Ага. Теперь положите эти две пачки рядом и сравните. Если повезёт, какие-то отличия будут заметны. Ну, да, предупреждение Минсоцразвития по-русски написано, ага. А на некоторых пачках вовсе и не написано, а так, наклеечка приклеена. А если её отклеить?
На самом деле, предупреждение по-русски печатать на самой пачке стали не так давно. До той поры вы бы вообще никаких различий не заметили на первый взгляд, а при более внимательном изучении обнаружили бы одно отличие: в штрихкоде. Так это ещё постараться надо. Что характерно, требования на язык оформления сигаретной пачки действуют не во всех странах, так что есть, например, марки сигарет, которые производят в США и в какой-нибудь Болгарии; отличить их можно либо по штрих-коду, либо уже на вкус, ибо оформление пачки абсолютно одинаковое.
Ну а теперь вскрываем американскую пачку и выкуриваем сигарету. Понравилось? Еще бы. Вскрываем отечественную и выкуриваем. Что, почувствовали разницу? Ага, и как это они вам раньше нравились? Кстати, если попадёте когда-нибудь в Казахстан, попробуйте там тоже Marlboro. На всю жизнь запомните. Просто-таки неповторимый вкус несвежего сена, да.
Если вы не курите, я предложу отведать пива. Ну, те марки, которые всё ещё привозят «оттуда», трогать не будем. попробуем… э… ну, скажем, Tuborg. Привезите бутылочку из Европы, а вторую купите прямо здесь. Открываем и дегустируем.
Хотя Tuborg – ещё ладно, а вот, к примеру, у нас когда-то продавался чешский Gambrinus.

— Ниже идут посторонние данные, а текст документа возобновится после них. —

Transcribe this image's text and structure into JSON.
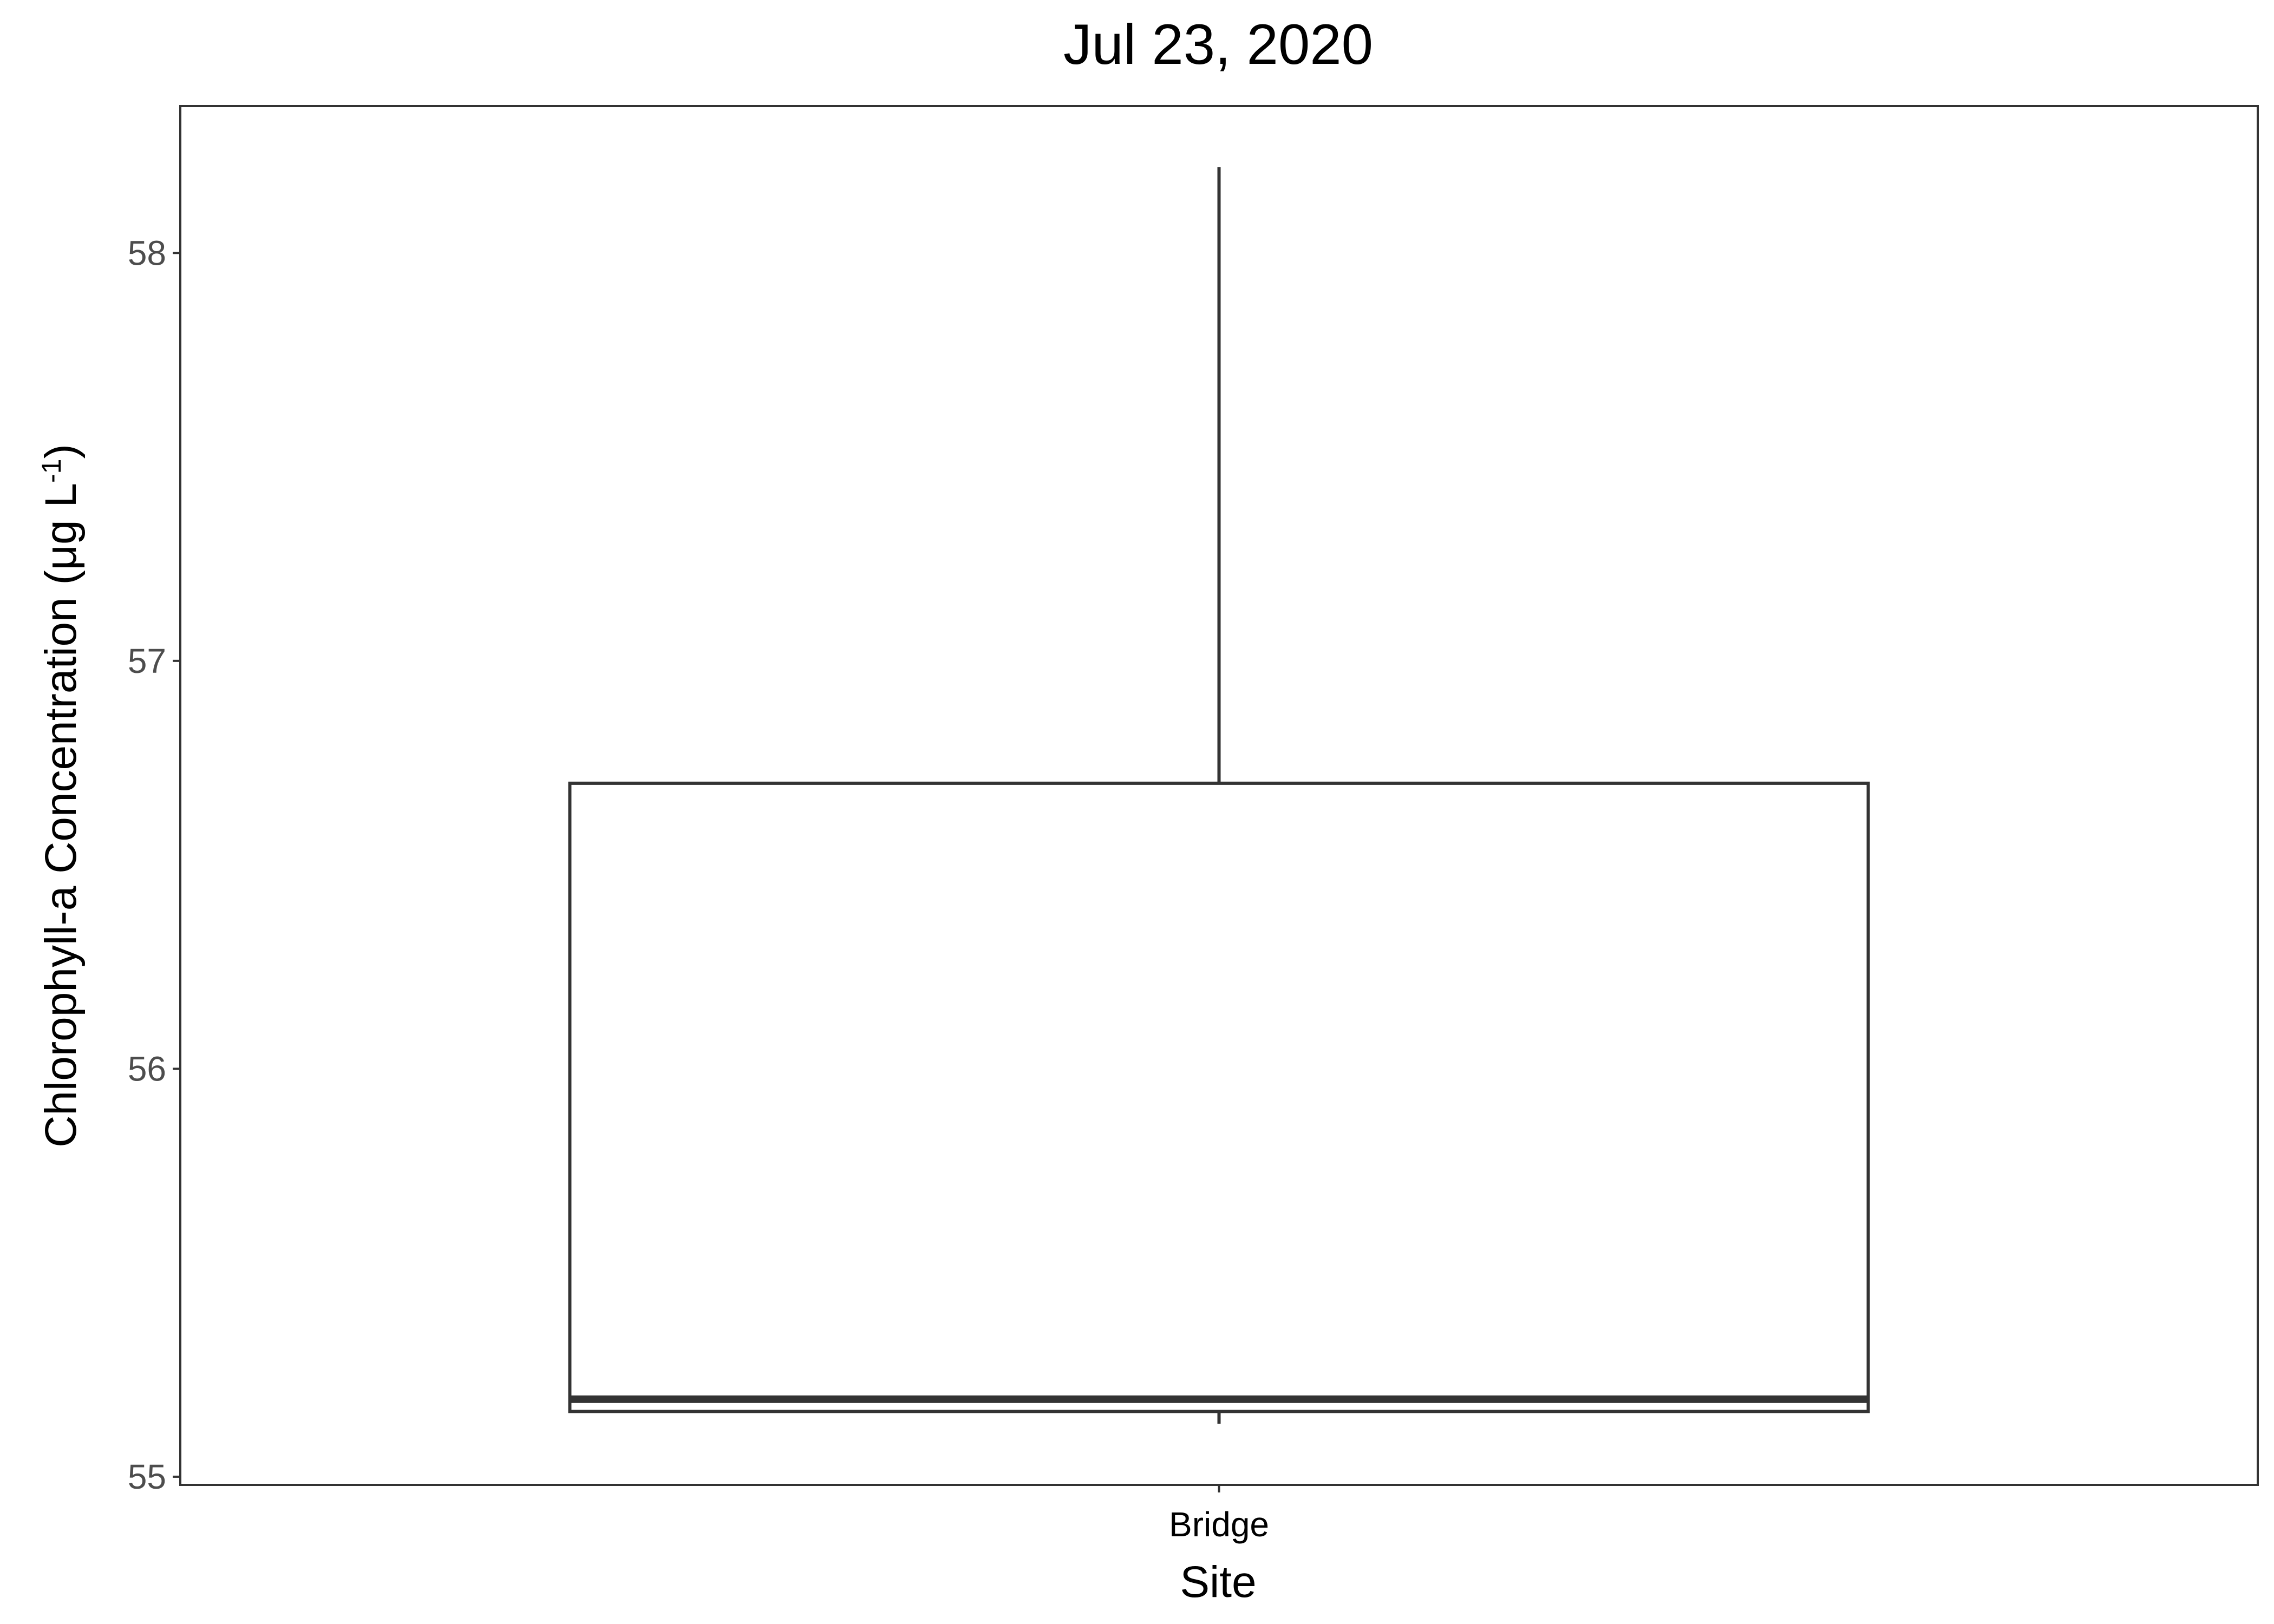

Мне он даже казался вкусным, пока я в Праге не попробовал, что такое настоящий Gambrinus. Причём, что интересно, Gambrinus у нас вроде бы не варили, везли честно из Чехии, да только не помогло.
Ладно, оставим наши дегустационные упражнения и перейдём ближе к делу. Изначально охранять наименования товаров придумали тогда, когда появились первые аналоги нынешних брендов, известные своим качеством. Для ремесленника, у которого товарец был похуже, появилось искушение назвать свой товар так же, как у более умелого соседа, чтобы часть клиентов забрать себе. Ну, он так и сделал. То есть попросту обманул покупателей. Охранять право использования торговой марки придумали изначально для предотвращения такого обмана.

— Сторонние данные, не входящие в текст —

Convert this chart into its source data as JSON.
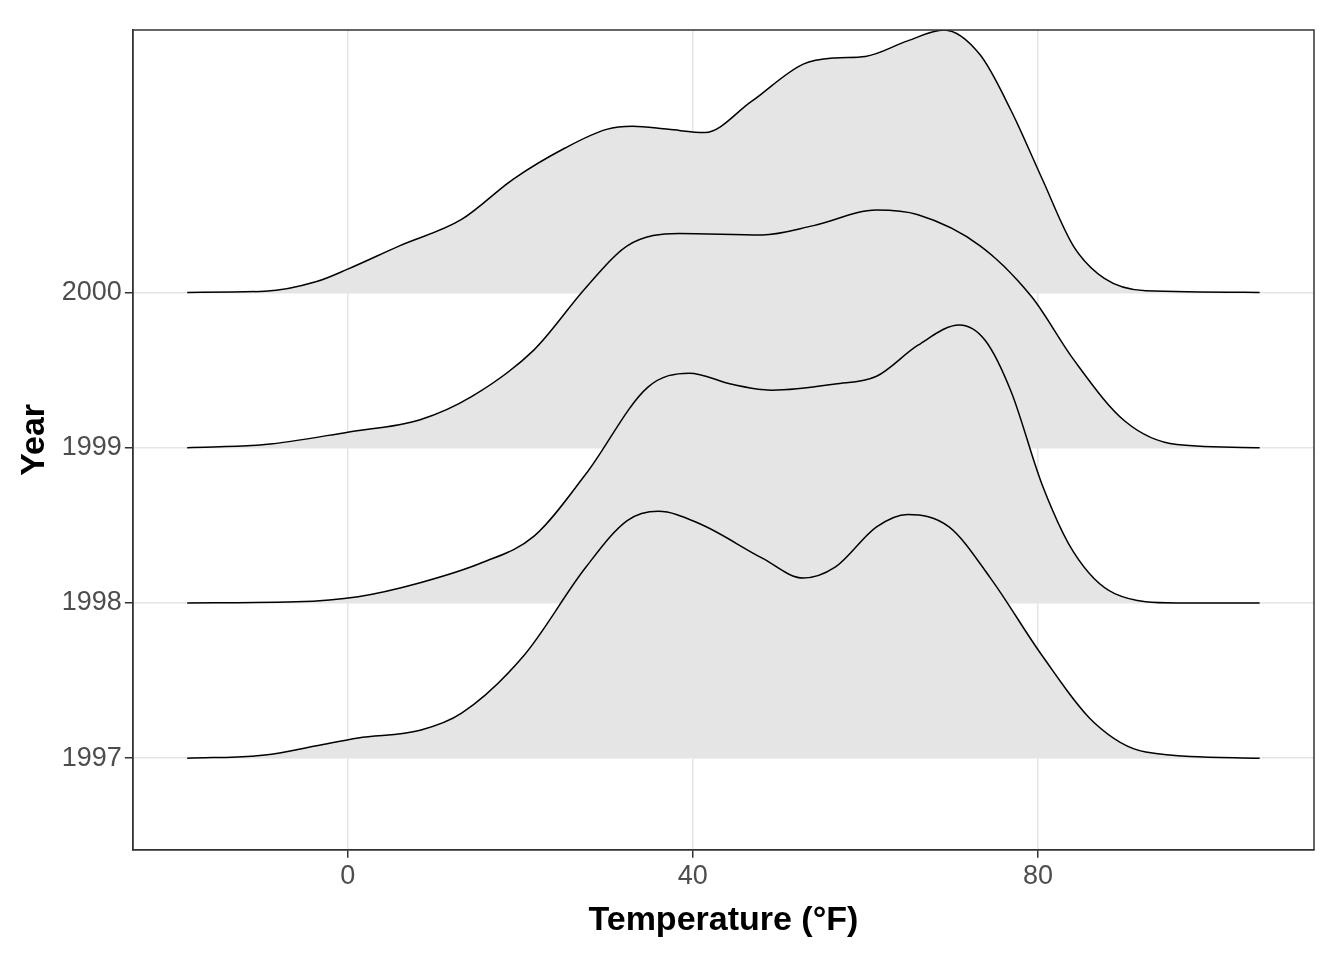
{
  "chart_data": {
    "type": "area",
    "xlabel": "Temperature (°F)",
    "ylabel": "Year",
    "xlim": [
      -24.9,
      112
    ],
    "xticks": [
      0,
      40,
      80
    ],
    "ylim": [
      1996.41,
      2001.69
    ],
    "yticks": [
      1997,
      1998,
      1999,
      2000
    ],
    "grid": true,
    "legend": false,
    "marker": "none",
    "series": [
      {
        "color": "#e5e5e5",
        "x": [
          -18.6,
          -9.6,
          -3.6,
          1.2,
          8.4,
          13.2,
          20.4,
          27.6,
          32.4,
          36,
          40.8,
          48,
          52.8,
          56.5,
          61.3,
          64.9,
          69.7,
          74.5,
          80.5,
          86.5,
          92.5,
          105.7
        ],
        "values": [
          1997,
          1997.02,
          1997.08,
          1997.13,
          1997.18,
          1997.29,
          1997.66,
          1998.23,
          1998.53,
          1998.59,
          1998.51,
          1998.29,
          1998.16,
          1998.23,
          1998.49,
          1998.57,
          1998.49,
          1998.16,
          1997.66,
          1997.23,
          1997.04,
          1997
        ]
      },
      {
        "color": "#e5e5e5",
        "x": [
          -18.6,
          -6,
          1.2,
          8.4,
          15.6,
          21.6,
          27.6,
          34.8,
          39.6,
          44.4,
          49.2,
          56.5,
          61.3,
          66.1,
          70.9,
          73.9,
          76.9,
          80.5,
          84.1,
          88.9,
          96.1,
          105.7
        ],
        "values": [
          1998,
          1998.007,
          1998.04,
          1998.13,
          1998.26,
          1998.43,
          1998.83,
          1999.39,
          1999.48,
          1999.41,
          1999.37,
          1999.41,
          1999.46,
          1999.66,
          1999.79,
          1999.69,
          1999.36,
          1998.76,
          1998.33,
          1998.06,
          1998,
          1998
        ]
      },
      {
        "color": "#e5e5e5",
        "x": [
          -18.6,
          -9.6,
          0,
          8.4,
          14.4,
          21.6,
          27.6,
          32.4,
          38.4,
          48,
          54,
          61.3,
          66.1,
          73.3,
          79.3,
          84.1,
          90.1,
          96.1,
          105.7
        ],
        "values": [
          1999,
          1999.02,
          1999.1,
          1999.18,
          1999.33,
          1999.63,
          2000.03,
          2000.3,
          2000.38,
          2000.37,
          2000.43,
          2000.53,
          2000.5,
          2000.3,
          1999.97,
          1999.57,
          1999.17,
          1999.02,
          1999
        ]
      },
      {
        "color": "#e5e5e5",
        "x": [
          -18.6,
          -9.6,
          -3.6,
          0,
          6,
          13.2,
          19.2,
          25.2,
          30,
          33,
          37.2,
          41.4,
          46.8,
          52.8,
          56.5,
          60,
          64.9,
          69.1,
          73.3,
          76.9,
          80.5,
          84.1,
          87.7,
          92.5,
          105.7
        ],
        "values": [
          2000,
          2000.007,
          2000.07,
          2000.15,
          2000.3,
          2000.47,
          2000.73,
          2000.93,
          2001.05,
          2001.07,
          2001.05,
          2001.03,
          2001.23,
          2001.47,
          2001.51,
          2001.52,
          2001.62,
          2001.69,
          2001.53,
          2001.17,
          2000.73,
          2000.3,
          2000.09,
          2000.01,
          2000
        ]
      }
    ]
  }
}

В результате, как мы видели, получилось не совсем то, что предполагалось. Дело в том, что в целях охраны торговую марку сделали предметом собственности, а в качестве собственника «назначили» производителя соответствующего товара и услуги. Всё было бы хорошо, если бы до производителей не дошло внезапно, что на престиже своей марки можно неплохо делать деньги, причём не только самому производя и продавая товар, но и позволив это делать ещё кому-то под той же маркой. То есть кто-то другой и производит, и продаёт, а мы сидим и стрижем купоны. Весьма привлекательная картина, не так ли? Немудрено, что такая модель ведения бизнеса быстро стала популярной и даже получила специальное название франчайзинг.

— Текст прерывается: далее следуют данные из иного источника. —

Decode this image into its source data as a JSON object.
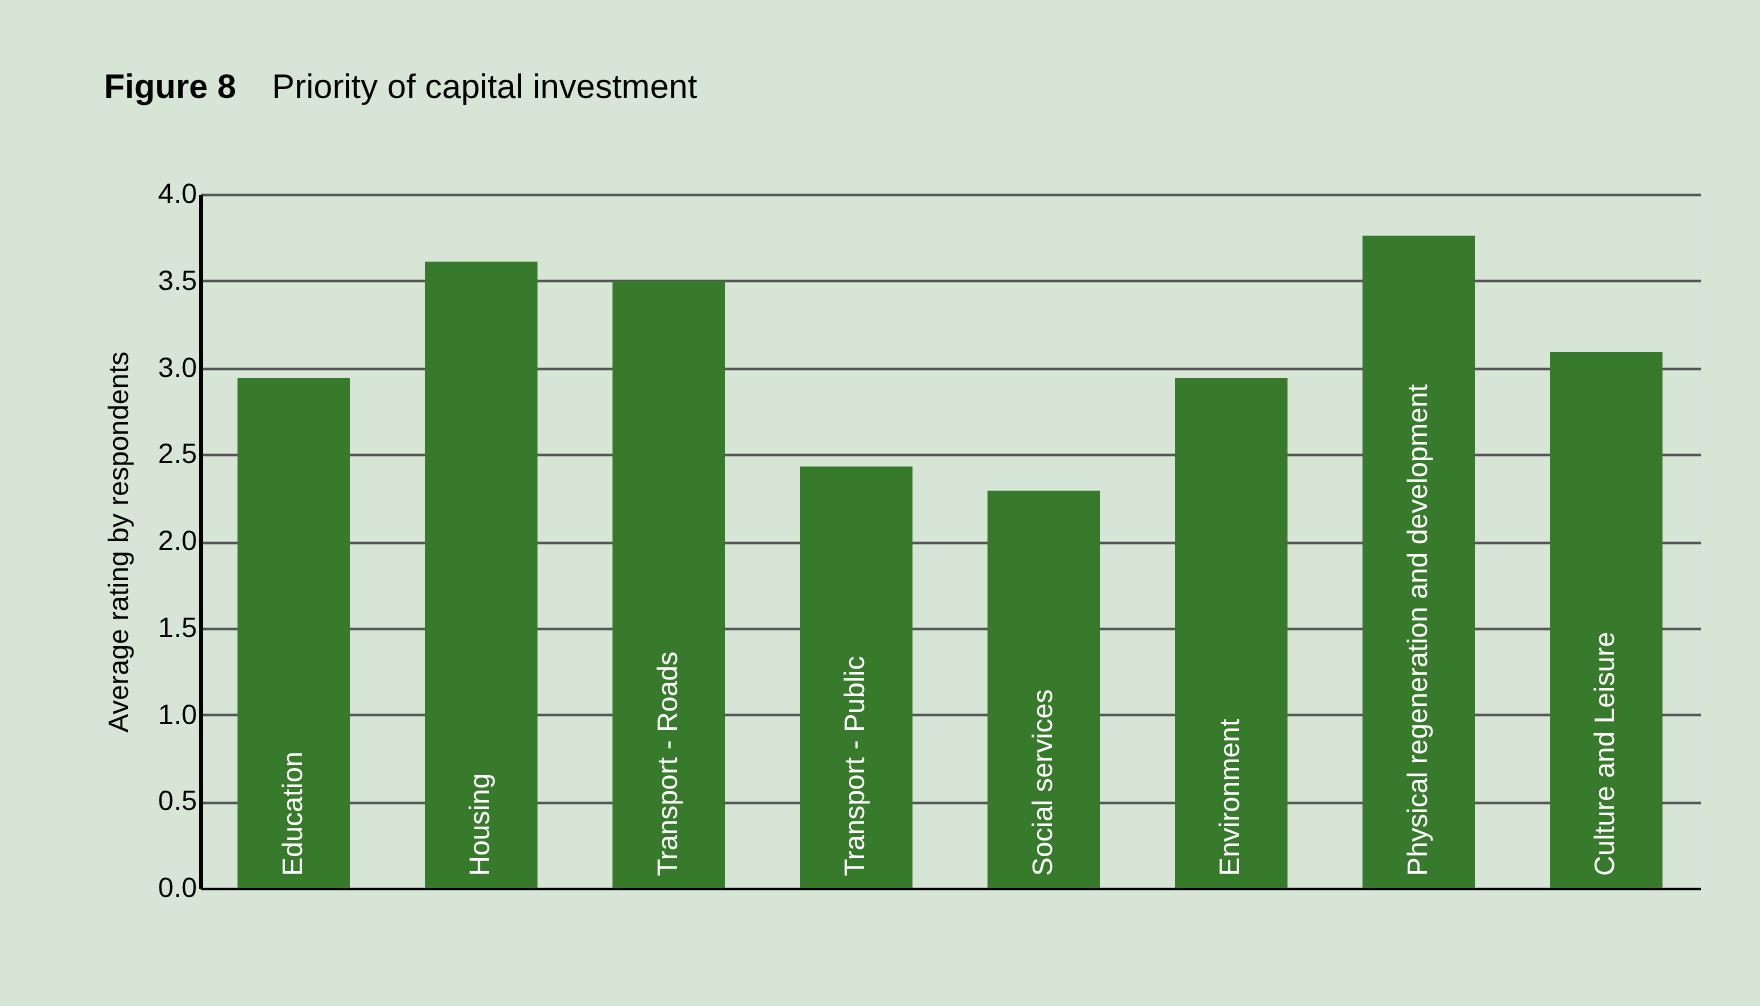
{
  "chart_data": {
    "type": "bar",
    "title": "Figure 8",
    "subtitle": "Priority of capital investment",
    "ylabel": "Average rating by respondents",
    "categories": [
      "Education",
      "Housing",
      "Transport - Roads",
      "Transport - Public",
      "Social services",
      "Environment",
      "Physical regeneration and development",
      "Culture and Leisure"
    ],
    "values": [
      2.94,
      3.61,
      3.5,
      2.43,
      2.29,
      2.94,
      3.76,
      3.09
    ],
    "color": "#387a2c",
    "ylim": [
      0,
      4
    ],
    "yticks": [
      {
        "value": 0,
        "label": "0.0"
      },
      {
        "value": 0.5,
        "label": "0.5"
      },
      {
        "value": 1,
        "label": "1.0"
      },
      1.5,
      {
        "value": 2,
        "label": "2.0"
      },
      2.5,
      {
        "value": 3,
        "label": "3.0"
      },
      3.5,
      {
        "value": 4,
        "label": "4.0"
      }
    ],
    "grid": "y"
  }
}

Конечно, на владельца торговой марки действуют определённые сдерживающие факторы. Сдавая свою марку во франчайзинг кому попало, владелец вполне может получить резкое снижение популярности марки из-за, скажем, низкого качества продукции, поставляемой партнёрами под данной маркой. Поэтому обычно к торговой марке прилагаются определённые технологии, услуги по обучению персонала, иногда даже делегированные специалисты для контроля за процессом производства, а соглашение о франчайзинге накладывает на использование торговой марки ряд ограничений. Обычно, но не всегда. К тому же и в случаях, когда владелец торговой марки всерьёз пытается сделать лицензированный продукт идентичным оригинальному, далеко не всегда это ему удаётся.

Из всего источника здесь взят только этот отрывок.